Apesar disso, a estratégia de validação da Donut Lab é direta e eficaz: vender as motos e deixar os utilizadores testarem na prática. Planeiam produzir 350 motos em 2026, metade na Europa e metade na Califórnia.

Este número é modesto, mas suficiente para obter feedback real. Assim que as motos forem entregues, os concorrentes e laboratórios independentes irão desmontá-las, medir a capacidade, observar o ciclo de degradação. Até ao final de março de 2026, poderemos saber se a «produção em massa agora» é uma promessa verdadeira ou apenas uma promessa vazia.

**Por que escolher motos?**

As motos elétricas enfrentam problemas semelhantes aos dos carros, mas de forma mais aguda. O espaço é mais compacto, a carga limitada, por isso a exigência de densidade de energia é maior. Atualmente, a maioria das motos elétricas tem autonomia de apenas 100-200 km. Se a Verge TS Pro realmente alcançar 600 km de autonomia e carregamento rápido em 10 minutos, a moto elétrica deixará de ser apenas uma ferramenta de mobilidade urbana.

A melhoria na vida útil das baterias, o menor tamanho do pack, fazem da moto um campo de testes ideal para novas tecnologias. Primeiro, em produtos de alta gama e produção limitada, para validar a fiabilidade, e depois expandir para automóveis, camiões e armazenamento de energia — um caminho inteligente.
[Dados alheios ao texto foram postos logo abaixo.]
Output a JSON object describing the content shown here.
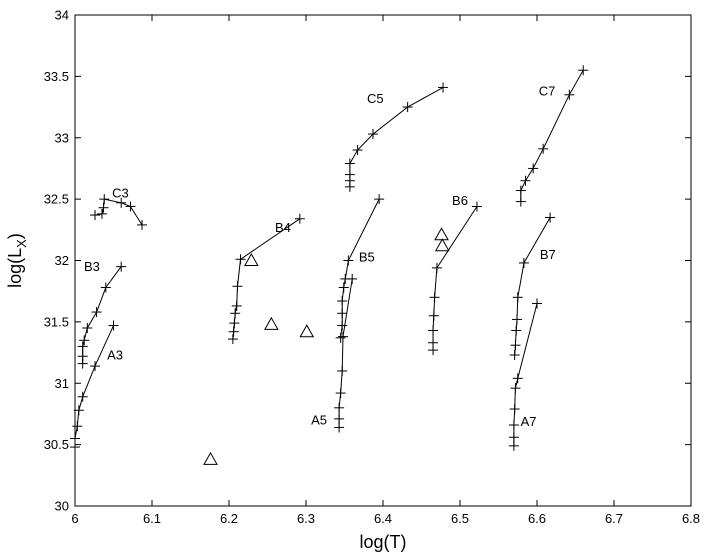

**Cenário competitivo global**

A competição em baterias de estado sólido está atualmente concentrada na Ásia Oriental e nos EUA. A China responde por 83% da capacidade global, com Toyota, Nissan, Panasonic; a Coreia do Sul com Samsung SDI, LG Energy; e os EUA com QuantumScape, Solid Power. A Europa está claramente atrasada. Se a Donut Lab conseguir produzir em massa primeiro, será uma variável a considerar. Mas passar de 350 motos para produção de automóveis em grande escala é um desafio completamente diferente.

**Lições dos últimos dez anos**

As notícias de «grandes avanços» em baterias são frequentes, mas poucos projetos chegam à produção em massa. A Electrek comentou que «soa a demasiado bom para ser verdade». No Hacker News, alguém listou várias razões pelas quais a tecnologia de baterias pode falhar: dificuldades de escalabilidade, custos elevados, vida útil insuficiente, velocidade de carregamento, riscos de materiais e segurança.

A Donut Lab afirma que abordou todas essas questões, pelo menos em teoria. Mas promessas verbais e testes reais muitas vezes estão a uma distância muito maior do que imaginamos.

Vamos esperar até ao final de março. Quando os primeiros proprietários da Verge TS Pro começarem a andar ao sol na Califórnia, os seus dados de autonomia, carregamento e saúde da bateria poderão revelar a verdade.